Aufstieg zum Kaiser

Karl der Große wird zum mächtigsten Herrscher Europas

Die militärischen Siege und sein Beistand für den Papst brachten Karl den Großen an die Spitze der europäischen Herrscher. Am Höhepunkt seiner Macht krönte ihn Leo III. in Rom zum Kaiser.

Der Aachener Dom Quelle: ZDF

Nach seinem militärischen Erfolg gegen die Langobarden reiste Karl nach Italien zum Papst. Bei seiner Rückkehr gründete er bei den Quellen der Pader, im heutigen Paderborn, eine Königspfalz: die Karlsburg. Karl der Große wollte seine Macht und seinen Glauben gegen die widerspenstigen Sachsen behaupten. 777 kam - an der Stelle des heutigen Doms - eine Kirche dazu.

Auf Augenhöhe mit Byzanz

Der Frankenkönig war viel unterwegs. Nur in den Wintermonaten blieb er an einem Ort - meistens in Aachen. Karl schätzte die warmen Quellen in der ehemaligen Römerstadt. Wenn er sich im Winterquartier aufhielt, hatte Karl der Große immer seine Familie um sich. Vor allem seine Töchter - so berichtet Karls Biograf Einhard - liebte der Frankenkönig über alles.

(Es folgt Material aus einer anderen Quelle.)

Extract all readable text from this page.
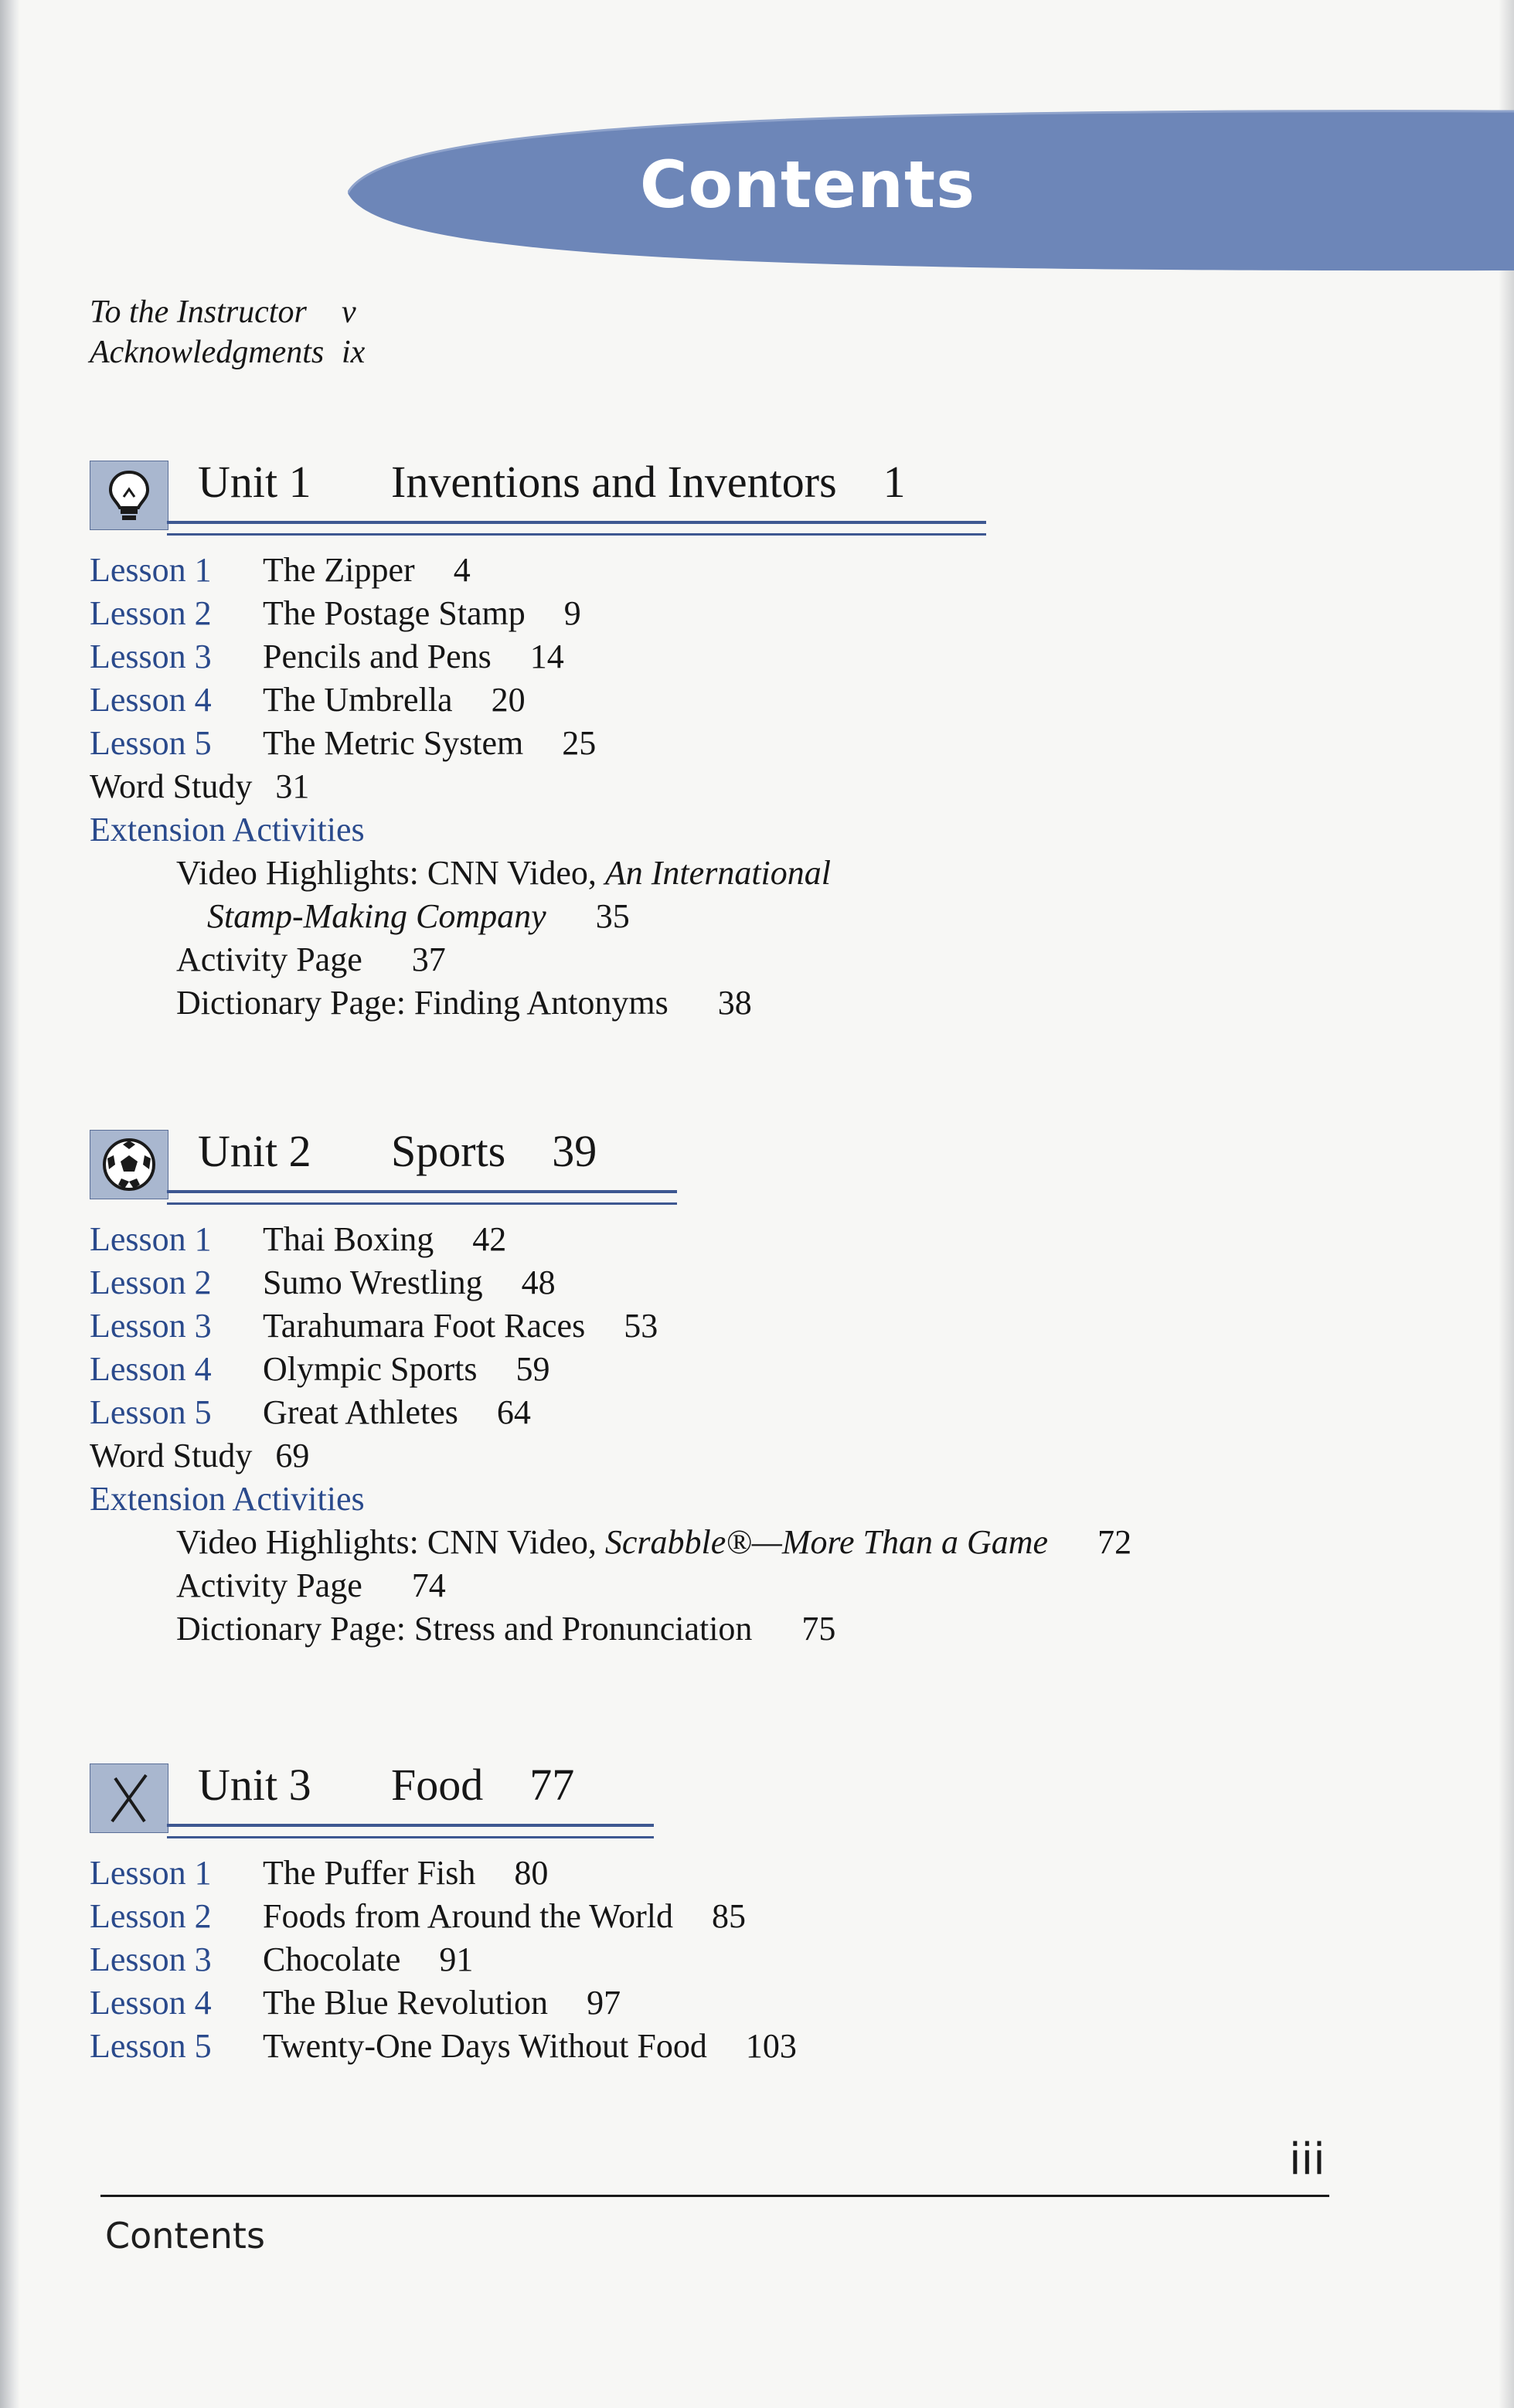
Contents
To the Instructor	v
Acknowledgments ix
Unit 1	Inventions and Inventors 1
Lesson 1	The Zipper 4
Lesson 2	The Postage Stamp 9
Lesson 3	Pencils and Pens 14
Lesson 4	The Umbrella 20
Lesson 5	The Metric System 25
Word Study 31
Extension Activities
Video Highlights: CNN Video, An International
Stamp-Making Company 35
Activity Page 37
Dictionary Page: Finding Antonyms 38
Unit 2	Sports 39
Lesson 1	Thai Boxing 42
Lesson 2	Sumo Wrestling 48
Lesson 3	Tarahumara Foot Races 53
Lesson 4	Olympic Sports 59
Lesson 5	Great Athletes 64
Word Study 69
Extension Activities
Video Highlights: CNN Video, Scrabble®—More Than a Game 72
Activity Page 74
Dictionary Page: Stress and Pronunciation 75
Unit 3	Food 77
Lesson 1	The Puffer Fish 80
Lesson 2	Foods from Around the World 85
Lesson 3	Chocolate 91
Lesson 4	The Blue Revolution 97
Lesson 5	Twenty-One Days Without Food 103
iii
Contents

Die Pfalzkapelle im Aachener Dom, die Karl der Große bauen ließ, spiegelte dessen Selbstverständnis wider. Er sah sich auf Augenhöhe mit dem oströmischen Kaiser in Byzanz, der nach alter Tradition als Schutzherr der Kirche galt. Der byzantinische Herrscher schenkte Karl Steinplatten - sie stammten aus dem Tempel in Jerusalem -, und der Franke ließ daraus einen Thron bauen. Später wurden die deutschen Kaiser hier gekrönt.

Thron in Aachen Quelle: ZDF


Karl, dessen Gebeine in einem Reliquienschrein in Aachen ruhen, war selbst nicht hoch gebildet. Doch er hatte die klügsten Theologen seiner Zeit um sich versammelt. Unter denen wurde heftig gestritten, denn es gibt immer wieder Aufstände im Sachsenland. Die Meinungen gingen stark auseinander, wie damit umzugehen war. Manche wollten am schnellen und harten Kurs festhalten, andere wie der Mönch Liudger setzten auf Überzeugungsarbeit.

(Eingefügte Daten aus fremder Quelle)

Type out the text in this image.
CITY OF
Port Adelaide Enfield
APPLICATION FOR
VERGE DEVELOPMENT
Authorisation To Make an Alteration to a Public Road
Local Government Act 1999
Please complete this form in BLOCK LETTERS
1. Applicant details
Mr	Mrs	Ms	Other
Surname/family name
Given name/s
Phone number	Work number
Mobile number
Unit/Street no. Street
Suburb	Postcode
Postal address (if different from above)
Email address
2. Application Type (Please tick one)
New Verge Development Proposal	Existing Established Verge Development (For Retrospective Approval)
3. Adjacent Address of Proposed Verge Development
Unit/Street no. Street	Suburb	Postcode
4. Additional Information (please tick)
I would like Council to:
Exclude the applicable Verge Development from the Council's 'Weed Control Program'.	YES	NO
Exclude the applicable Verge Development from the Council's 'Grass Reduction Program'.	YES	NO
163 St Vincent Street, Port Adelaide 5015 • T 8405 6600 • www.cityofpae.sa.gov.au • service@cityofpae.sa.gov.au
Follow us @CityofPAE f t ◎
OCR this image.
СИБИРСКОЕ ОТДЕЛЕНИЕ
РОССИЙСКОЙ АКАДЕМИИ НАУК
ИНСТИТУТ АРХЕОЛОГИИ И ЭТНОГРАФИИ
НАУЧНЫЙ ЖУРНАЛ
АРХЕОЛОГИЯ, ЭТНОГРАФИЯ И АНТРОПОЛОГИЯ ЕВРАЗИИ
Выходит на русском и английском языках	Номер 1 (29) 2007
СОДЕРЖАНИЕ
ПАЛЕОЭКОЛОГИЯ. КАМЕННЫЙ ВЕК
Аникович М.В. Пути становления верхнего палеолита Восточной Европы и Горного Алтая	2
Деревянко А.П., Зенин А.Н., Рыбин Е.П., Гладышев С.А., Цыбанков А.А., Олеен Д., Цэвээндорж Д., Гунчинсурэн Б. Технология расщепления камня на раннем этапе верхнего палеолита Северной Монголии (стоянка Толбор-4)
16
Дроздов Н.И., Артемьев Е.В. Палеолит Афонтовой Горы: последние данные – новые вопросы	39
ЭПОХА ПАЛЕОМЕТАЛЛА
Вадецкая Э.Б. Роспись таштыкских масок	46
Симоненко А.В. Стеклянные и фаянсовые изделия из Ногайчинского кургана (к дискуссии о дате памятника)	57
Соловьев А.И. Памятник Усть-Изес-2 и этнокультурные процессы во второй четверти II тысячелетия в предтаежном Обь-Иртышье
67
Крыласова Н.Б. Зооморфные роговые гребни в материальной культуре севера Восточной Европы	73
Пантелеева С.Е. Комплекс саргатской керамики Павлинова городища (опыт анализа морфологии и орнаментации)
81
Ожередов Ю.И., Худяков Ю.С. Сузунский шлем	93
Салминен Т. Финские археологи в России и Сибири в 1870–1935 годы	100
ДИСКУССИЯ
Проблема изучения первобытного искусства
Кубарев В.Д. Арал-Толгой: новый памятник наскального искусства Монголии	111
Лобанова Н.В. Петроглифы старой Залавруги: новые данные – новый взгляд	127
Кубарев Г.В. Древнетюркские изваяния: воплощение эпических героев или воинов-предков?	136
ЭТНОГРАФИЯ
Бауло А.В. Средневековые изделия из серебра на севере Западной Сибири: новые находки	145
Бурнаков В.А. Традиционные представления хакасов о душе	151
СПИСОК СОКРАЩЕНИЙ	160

In den Augen der herrschenden Franken waren die aufständischen Sachsen Werkzeuge des Teufels. Und gegen den half nur das Schwert. Hatten die Sachsen wieder einmal zugeschlagen, ließ die Gegenreaktion nicht lange auf sich warten. Jahrelang regierte Karl der Große mit einem brutalen Besatzungsrecht im sächsischen Gebiet. In einem Gesetz für das eroberte sächsische Gebiet wurde in fast der Hälfte der rund 30 Kapitel die Todesstrafe als Strafmaß festgelegt. "Wenn jemand etwas in einer Kirche klaut, soll er mit Tod bestraft werden. Und vor allem, wer seine Kinder und sich selbst nicht taufen lässt, soll mit dem Tod bestraft werden", zitiert von Padberg.

Kein vorbildlicher Christ

Der Herrscher selbst lebte keineswegs ein vorbildliches christliches Leben. Das Gebot der ehelichen Treue zum Beispiel blieb Karl dem Großen fremd. Neben seinen fünf Ehefrauen hatte er mindestens genauso viele Nebenfrauen. Insgesamt wurde Karl der Große Vater von 19 Kindern. "Wir wissen, dass er gegen Ende seines Lebens auch durchaus Skrupel bekommen oder bereut hat, was er getan hat", so die Archäologin Gabriele Isenberg.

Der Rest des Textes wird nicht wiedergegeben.